Pour lui, elle est l'occasion de relever la tête alors qu'il semble avoir renoncé à toute ambition, se contentant de gérer les affaires pour le compte de son patron.

Ida Lupino tient ici l'un des rôles les plus mémorables et sensuels de sa carrière.
Son visage est prématurément vieilli (elle a à peine trente ans) par une probable vie dissolue, trop de cigarettes et de scotch, mais c'est parfait pour ce rôle de baroudeuse à la fois fragile (l'actrice est sans doute l'une des plus petites et menues des années 40) et en même temps au caractère bien trempé, même endurcie. Avec elle on est constamment tiraillé par deux instincts : la protéger ou se cacher sous sa jupe.
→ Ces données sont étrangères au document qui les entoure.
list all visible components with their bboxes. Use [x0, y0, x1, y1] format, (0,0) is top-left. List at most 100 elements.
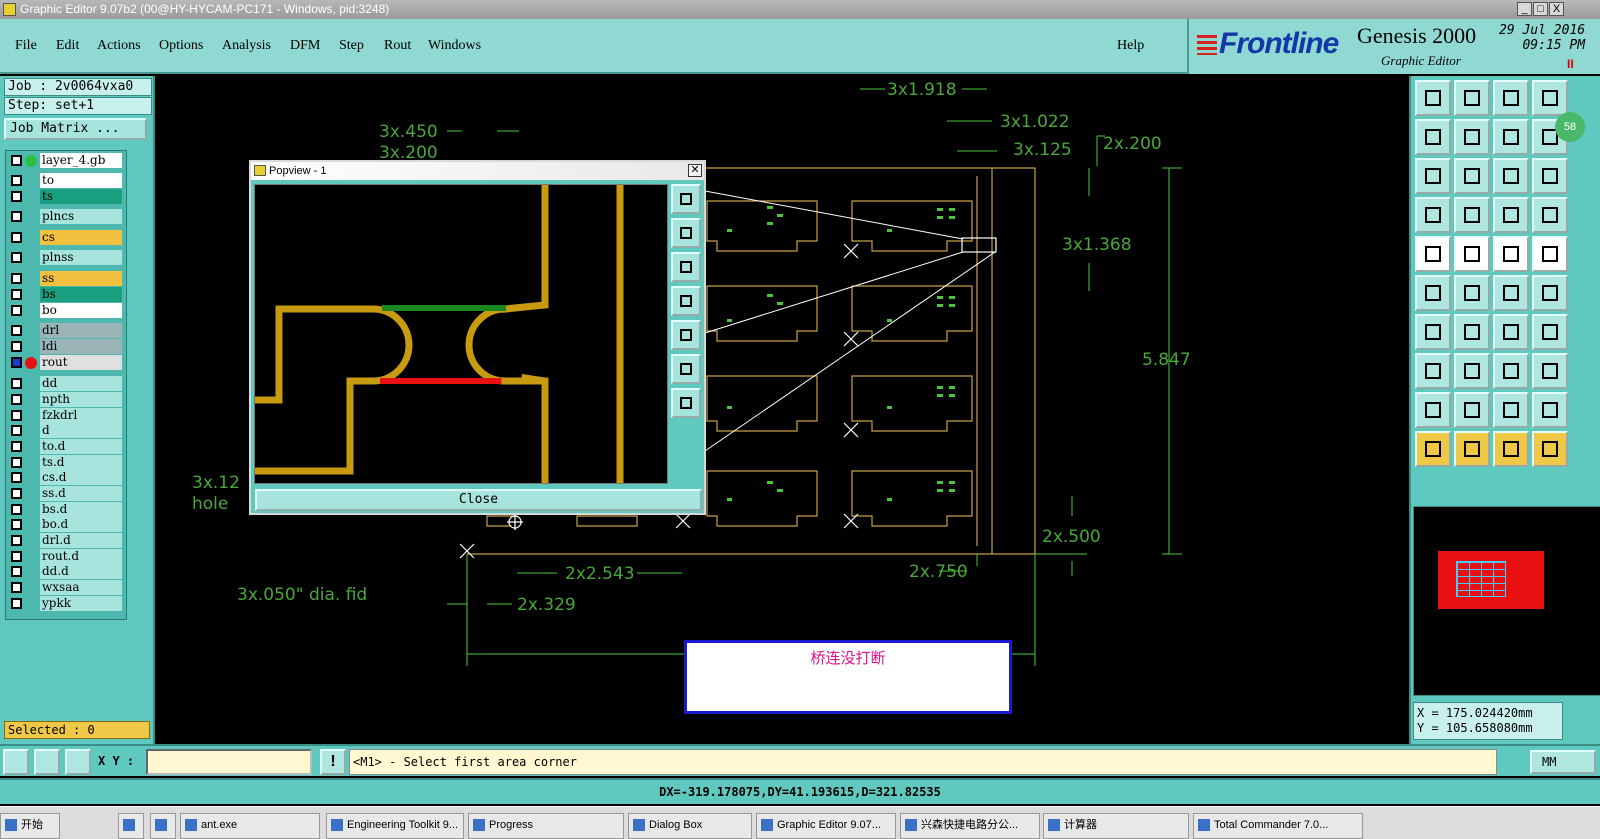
layer-row-rout[interactable]: rout: [6, 355, 126, 371]
layer-name[interactable]: layer_4.gb: [40, 153, 122, 168]
layer-name[interactable]: bs.d: [40, 502, 122, 517]
layer-checkbox[interactable]: [11, 394, 22, 405]
pan-left-button[interactable]: [1415, 119, 1451, 155]
taskbar-item[interactable]: Progress: [468, 813, 624, 839]
add-segment-button[interactable]: [1454, 353, 1490, 389]
delete-feature-button[interactable]: [1454, 275, 1490, 311]
job-matrix-button[interactable]: Job Matrix ...: [4, 118, 147, 140]
layer-checkbox[interactable]: [11, 155, 22, 166]
layer-name[interactable]: dd: [40, 376, 122, 391]
popview-zoom-fit-button[interactable]: [671, 184, 701, 214]
xy-input[interactable]: [146, 749, 312, 775]
add-via-button[interactable]: [1415, 353, 1451, 389]
layer-checkbox[interactable]: [11, 535, 22, 546]
layer-checkbox[interactable]: [11, 472, 22, 483]
layer-checkbox[interactable]: [11, 441, 22, 452]
layer-row-ss[interactable]: ss: [6, 271, 126, 287]
minimize-button[interactable]: _: [1517, 2, 1532, 16]
maximize-button[interactable]: □: [1533, 2, 1548, 16]
taskbar-item[interactable]: ant.exe: [180, 813, 320, 839]
popview-zoom-in-button[interactable]: [671, 354, 701, 384]
taskbar-item[interactable]: Dialog Box: [628, 813, 752, 839]
layer-name[interactable]: npth: [40, 392, 122, 407]
pause-indicator[interactable]: II: [1567, 57, 1574, 71]
notification-badge[interactable]: 58: [1555, 112, 1585, 142]
layer-row-plnss[interactable]: plnss: [6, 250, 126, 266]
layer-row-ss-d[interactable]: ss.d: [6, 486, 126, 502]
menu-actions[interactable]: Actions: [97, 38, 141, 54]
layer-checkbox[interactable]: [11, 425, 22, 436]
menu-help[interactable]: Help: [1117, 38, 1144, 54]
menu-rout[interactable]: Rout: [384, 38, 411, 54]
layer-checkbox[interactable]: [11, 175, 22, 186]
layer-name[interactable]: d: [40, 423, 122, 438]
menu-file[interactable]: File: [15, 38, 37, 54]
layer-name[interactable]: to.d: [40, 439, 122, 454]
home-view-button[interactable]: [1415, 80, 1451, 116]
layer-row-drl-d[interactable]: drl.d: [6, 533, 126, 549]
popview-zoom-out-button[interactable]: [671, 388, 701, 418]
undo-zoom-button[interactable]: [1493, 119, 1529, 155]
layer-name[interactable]: drl.d: [40, 533, 122, 548]
copy-feature-button[interactable]: [1532, 275, 1568, 311]
route-check-button[interactable]: [1493, 197, 1529, 233]
layer-tool-button[interactable]: [1454, 197, 1490, 233]
layer-name[interactable]: bo: [40, 303, 122, 318]
menu-edit[interactable]: Edit: [56, 38, 79, 54]
layer-row-dd[interactable]: dd: [6, 376, 126, 392]
layer-checkbox[interactable]: [11, 519, 22, 530]
fit-vertical-button[interactable]: [1415, 158, 1451, 194]
grid-button[interactable]: [65, 749, 91, 775]
menu-windows[interactable]: Windows: [428, 38, 481, 54]
layer-name[interactable]: ts: [40, 189, 122, 204]
layer-name[interactable]: ts.d: [40, 455, 122, 470]
layer-checkbox[interactable]: [11, 273, 22, 284]
overview-map[interactable]: [1413, 506, 1600, 696]
layer-checkbox[interactable]: [11, 488, 22, 499]
taskbar-item[interactable]: 兴森快捷电路分公...: [900, 813, 1040, 839]
layer-name[interactable]: ss.d: [40, 486, 122, 501]
popview-close-icon[interactable]: ✕: [688, 164, 702, 177]
layer-name[interactable]: dd.d: [40, 564, 122, 579]
query-button[interactable]: [1532, 158, 1568, 194]
layer-name[interactable]: ypkk: [40, 596, 122, 611]
layer-name[interactable]: rout: [40, 355, 122, 370]
add-pad-button[interactable]: [1415, 236, 1451, 272]
layer-row-layer-4-gb[interactable]: layer_4.gb: [6, 153, 126, 169]
menu-options[interactable]: Options: [159, 38, 203, 54]
layer-row-plncs[interactable]: plncs: [6, 209, 126, 225]
layer-row-cs[interactable]: cs: [6, 230, 126, 246]
layer-name[interactable]: plnss: [40, 250, 122, 265]
popview-pan-right-button[interactable]: [671, 320, 701, 350]
move-feature-button[interactable]: [1493, 275, 1529, 311]
layer-row-wxsaa[interactable]: wxsaa: [6, 580, 126, 596]
add-circle-button[interactable]: [1532, 236, 1568, 272]
layer-checkbox[interactable]: [11, 191, 22, 202]
route-edit-button[interactable]: [1532, 431, 1568, 467]
layer-checkbox[interactable]: [11, 357, 22, 368]
layer-row-ldi[interactable]: ldi: [6, 339, 126, 355]
add-line-button[interactable]: [1415, 314, 1451, 350]
select-cursor-button[interactable]: [1415, 431, 1451, 467]
menu-analysis[interactable]: Analysis: [222, 38, 271, 54]
layer-checkbox[interactable]: [11, 378, 22, 389]
layer-checkbox[interactable]: [11, 289, 22, 300]
layer-row-bo-d[interactable]: bo.d: [6, 517, 126, 533]
menu-step[interactable]: Step: [339, 38, 364, 54]
layer-name[interactable]: cs.d: [40, 470, 122, 485]
taskbar-item[interactable]: Graphic Editor 9.07...: [756, 813, 896, 839]
unit-selector[interactable]: MM: [1530, 750, 1596, 774]
close-window-button[interactable]: X: [1549, 2, 1564, 16]
measure-button[interactable]: [1415, 197, 1451, 233]
layer-checkbox[interactable]: [11, 566, 22, 577]
popview-canvas[interactable]: [253, 181, 668, 487]
layer-row-cs-d[interactable]: cs.d: [6, 470, 126, 486]
layer-row-npth[interactable]: npth: [6, 392, 126, 408]
layer-checkbox[interactable]: [11, 410, 22, 421]
distance-button[interactable]: [1493, 353, 1529, 389]
add-text-button[interactable]: [1415, 392, 1451, 428]
layer-row-ts-d[interactable]: ts.d: [6, 455, 126, 471]
ruler-button[interactable]: [1493, 236, 1529, 272]
layer-name[interactable]: bo.d: [40, 517, 122, 532]
measure-mode-button[interactable]: [34, 749, 60, 775]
Ida Lupino c'est ça, une figure maternelle forte et une petite brindille qui semble devoir s'envoler au moindre coup de vent.
Jouant de cette ambivalence, le scénario la présente d'ailleurs comme une femme fatale typique de film noir, mystérieuse et provocante (le premier plan sur elle s'ouvre sur ses jambes posées sur le bureau) qui boit et fume beaucoup (et sacage les pianos en y posant ses cigarettes, formidable idée de mise en scène utilisé pour signifier le temps passé). Mais à la surprise des habitués du genre, son personnage devient progressivement une fille bien, loyale à l'homme qu'elle aime même lorsqu'il a des ennuis, et qui ne demande qu'à vivre une vie calme et rangée.

On ne peut la quitter des yeux dans la scene du lac lorsqu'elle improvise un bikini de bain à base de bouts de tissus et de foulards. Elle transforme au final un enième role cliché de chanteuse ringarde en quelque-chose d'unique et d'attachant. La sensualité qu'elle dégage doit autant à son physique qu'à sa voix grave si reconnaissable. Elle n'en a jamais aussi bien usé. Elle chante d'ailleurs avec sa propre voix pour la première fois ("One for My Baby And One More for the Road" sur une partition de Harold Arlen, paroles de Johnny Mercer), alors qu'elle était précemment doublée dans le très moyen The Man I Love (1947) notamment.

Cornel Wilde est impeccable dans son rôle d'homme quelque-peu résigné et bourru (quelque-chose de Mitchum) et a l'occasion lors d'une bagarre de montrer qu'il est également un acteur "physique".
Enfin, il y a le personnage joué par Celeste Holm, pour qui on a un peu de peine et qu'on aurait imaginé jalouse mais qui s'avère au final un personnage trop gentil et conciliant, du genre à se faire tirer dessus à la place du héros.

Road House est-il vraiment un film noir ou plutôt un drame ? On est en droit de ne pas le considérer comme un vrai film noir car on ne retrouve pas ici la totalité des éléments caractéristiques du genre. Le début du scénario pose pourtant les éléments, la femme fatale et deux hommes potentiellement en conflit pour le sexe et le pouvoir. Mais le scénario bifurque rapidement, s'éloignant des stéréotypes du genre même si la fatalité semble planer sur le destins des amoureux.
C'est une réalisation soignée de Jean Negulesco dont c'était ici le premier travail pour la Fox. Son approche psychologique des personnages est nuancée et délicate et c'est appréciable : on a jamais affaire à des caricatures de film noir mais à de vrais personnages complexes.

La photographie de LaShelle, l'un des meilleurs directeurs photo de l'époque (il gagna un Oscar en 1944 pour Laura et fut nominé régulièrement), raccroche le film au noir. Elle est impeccable, en particulier toute la séquence finale se déroulant de nuit dans la forêt.